Every time 10-month old Rahmat's parents bring him home from the crowded, but warmer hospital, they say he gets sick again. The parents said they spend whatever they can from their shrinking income to trying to heat the room, which drops below freezing at night.

Rahmat, 10 months old, and his mother are seen at their home following an increase in the number of pneumonia cases in Kabul, Afghanistan, December 20, 2022. REUTERS/Ali Khara

"I am scared, it is only the beginning of winter, what is going to happen?" said Maryam, saying the family could only buy coal in small quantities and had to cut back on food to afford even that after her husband lost his construction job.

The family is among many in Afghanistan unable to afford adequate heating, often having to choose between food and fuel as an economic crisis grips the country.

Doctors and aid workers say thousands of children are being admitted to hospital with pneumonia and other respiratory diseases caused by the cold and malnutrition.

Garbage collectors collects garbage in Kabul, Afghanistan, December 20, 2022. REUTERS/Ali Khara

The crisis, aid agencies say, is likely to get worse. A ban on female NGO workers has led to over 180 international organisations suspending operations in the crucial winter months, saying they are unable to operate in the conservative country without female staff to reach out to women and children.

Even before that, more than half the population was reliant on humanitarian aid after the economic shock precipitated by the 2021 Taliban takeover caused Afghanistan's GDP to shrink by 20% last year.

Afghanistan has been hit by a cut in development spending by foreign governments, an enforcement of Western sanctions and the freezing of the country's central bank assets that has severely hampered the banking system.

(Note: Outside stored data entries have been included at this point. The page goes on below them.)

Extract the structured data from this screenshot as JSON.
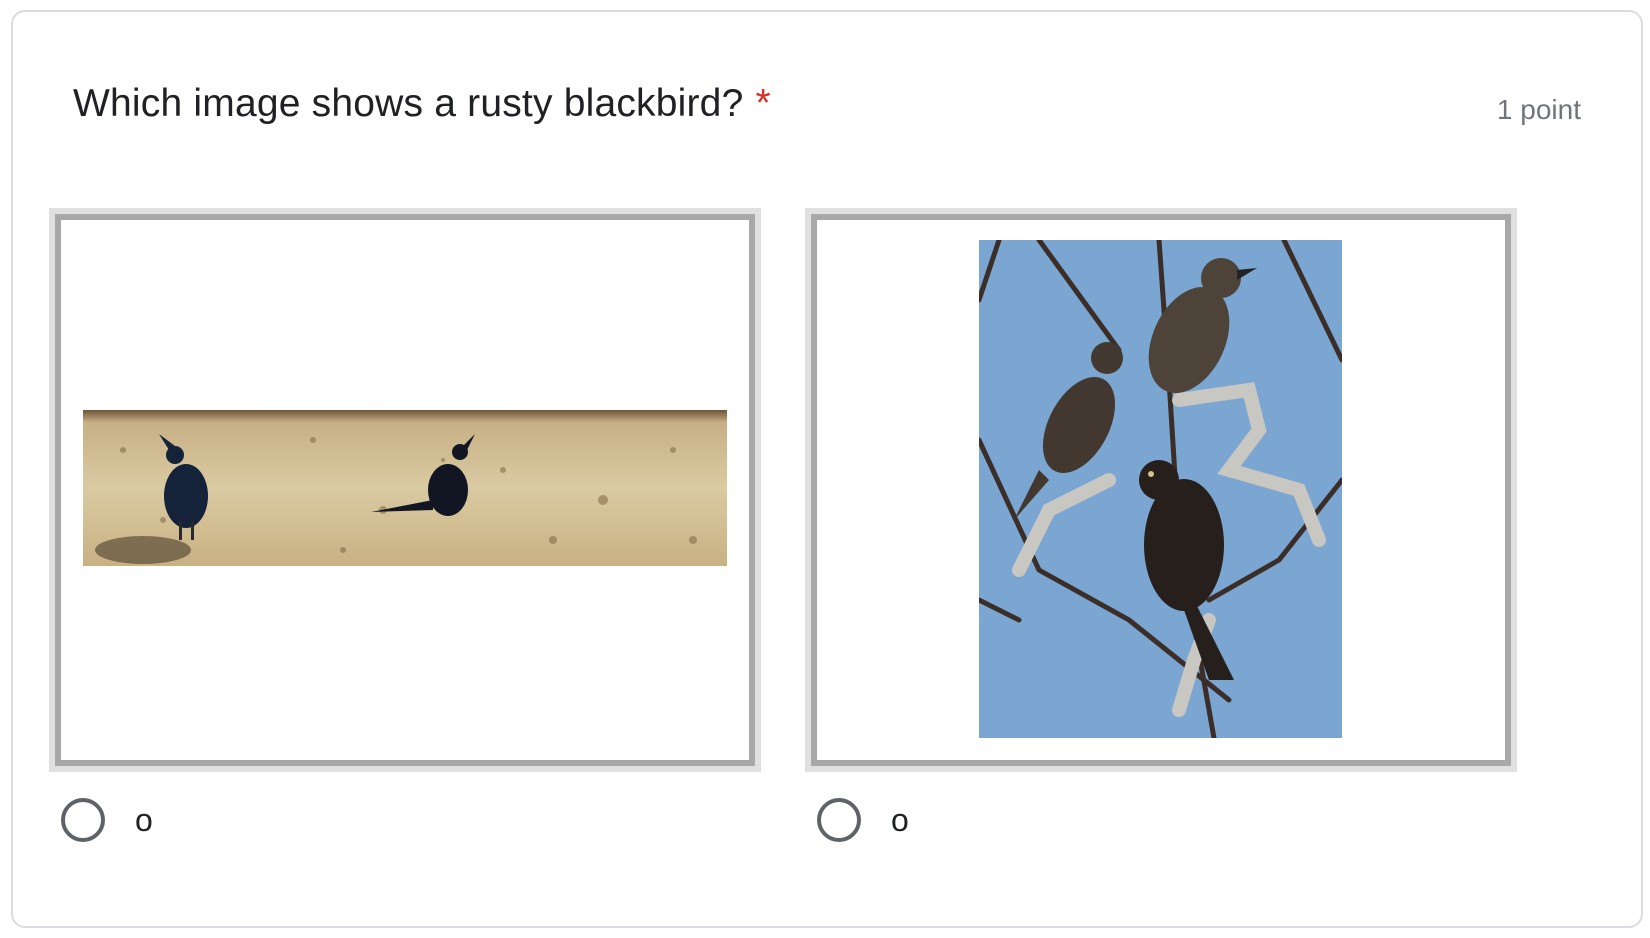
{
  "question": {
    "title": "Which image shows a rusty blackbird?",
    "required_marker": "*",
    "points": "1 point"
  },
  "options": [
    {
      "label": "o",
      "image": "two-grackles-on-sand-photo"
    },
    {
      "label": "o",
      "image": "three-blackbirds-in-tree-photo"
    }
  ],
  "colors": {
    "required": "#d93025",
    "title": "#202124",
    "points": "#70757a",
    "card_border": "#dadce0",
    "radio_border": "#5f6368"
  }
}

Mohammad, 2 months old, receives treatment in the intensive care unit of a hospital following an increase in the number of pneumonia cases in Kabul, Afghanistan, December 17, 2022. REUTERS/Ali Khara

"Our patients have increased compared to the past, the main reason is the economy," said Mohammad Arif Hassanzai, head of internal medicine at Indira Gandhi Children's Hospital in Kabul.

Hospital figures showed more than 6,700 children were admitted in November for pneumonia, coughs, asthma and other respiratory conditions, compared to around 3,700 the same month the previous year.

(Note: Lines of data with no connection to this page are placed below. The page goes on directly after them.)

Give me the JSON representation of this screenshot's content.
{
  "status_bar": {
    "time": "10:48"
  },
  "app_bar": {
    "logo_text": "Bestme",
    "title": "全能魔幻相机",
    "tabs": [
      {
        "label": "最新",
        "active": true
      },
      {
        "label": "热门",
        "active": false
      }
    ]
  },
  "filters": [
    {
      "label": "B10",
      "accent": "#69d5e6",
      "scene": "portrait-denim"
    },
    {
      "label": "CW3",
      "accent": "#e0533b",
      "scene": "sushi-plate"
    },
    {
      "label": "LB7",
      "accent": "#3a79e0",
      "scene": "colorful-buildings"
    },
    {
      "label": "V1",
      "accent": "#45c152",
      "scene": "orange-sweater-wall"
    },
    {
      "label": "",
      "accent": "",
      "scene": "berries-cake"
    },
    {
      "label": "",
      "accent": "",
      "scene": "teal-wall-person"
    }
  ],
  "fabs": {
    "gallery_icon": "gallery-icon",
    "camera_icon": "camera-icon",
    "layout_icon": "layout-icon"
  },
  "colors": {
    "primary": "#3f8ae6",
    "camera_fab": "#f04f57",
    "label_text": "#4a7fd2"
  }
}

The International Committee of the Red Cross (ICRC), which supports several hospitals in Afghanistan, said even before the winter months, it had seen a 50% increase of children under five admitted for pneumonia in 2022 compared to the previous year.

Afghan girls carry sacks of garbage for recycling in Kabul, Afghanistan, December 20, 2022. REUTERS/Ali Khara

"People have been dying of pneumonia this year, including children," said Lucien Christen, ICRC's spokesperson in Kabul, adding that malnutrition was contributing to children's weakened immune systems.

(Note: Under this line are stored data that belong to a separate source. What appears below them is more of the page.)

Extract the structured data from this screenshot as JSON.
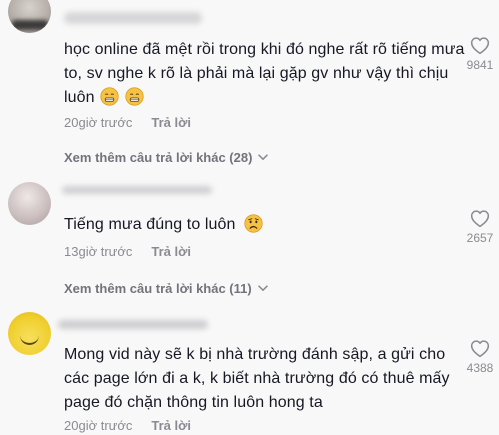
{
  "comments": [
    {
      "text_lines": [
        "học online đã mệt rồi trong khi đó nghe rất rõ tiếng mưa",
        "to, sv nghe k rõ là phải mà lại gặp gv như vậy thì chịu",
        "luôn"
      ],
      "emoji": [
        "grimace-emoji",
        "grimace-emoji"
      ],
      "time": "20giờ trước",
      "reply_label": "Trả lời",
      "likes": "9841",
      "more_replies": "Xem thêm câu trả lời khác (28)"
    },
    {
      "text_lines": [
        "Tiếng mưa đúng to luôn"
      ],
      "emoji": [
        "worried-emoji"
      ],
      "time": "13giờ trước",
      "reply_label": "Trả lời",
      "likes": "2657",
      "more_replies": "Xem thêm câu trả lời khác (11)"
    },
    {
      "text_lines": [
        "Mong vid này sẽ k bị nhà trường đánh sập, a gửi cho",
        "các page lớn đi a k, k biết nhà trường đó có thuê mấy",
        "page đó chặn thông tin luôn hong ta"
      ],
      "emoji": [],
      "time": "20giờ trước",
      "reply_label": "Trả lời",
      "likes": "4388",
      "more_replies": ""
    }
  ],
  "colors": {
    "background": "#f8f8f8",
    "text": "#161823",
    "secondary": "#8a8b91",
    "emoji_yellow": "#f6c244"
  }
}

Aid workers said pollution had also worsened this year as more people burned garbage and plastic for heat.

In a ward dedicated to pneumonia patients at the hospital, babies lay two or three to a bed, with worried parents and a handful of stretched medical staff overseeing them. Some mothers held tiny oxygen masks to infants' faces, while fathers crammed the corridors outside.

Suddenly a clamour broke out. A one-month old baby, Mohammad, stopped breathing and his lips were turning blue. His panic-stricken uncle, holding the child in a green blanket, was directed to a specialized emergency unit two floors below. He dashed downstairs, as the baby's mother ran behind in tears.

In the high dependency unit, Mohammad was connected to an oxygen tube via his nose. The doctor said he was in critical condition and would take five days to stabilise.

His mother remained at the baby's bedside. Her husband had lost his job and they could not afford heating, she said. Watching her son stop breathing, she said, "it felt like my own heart had stopped."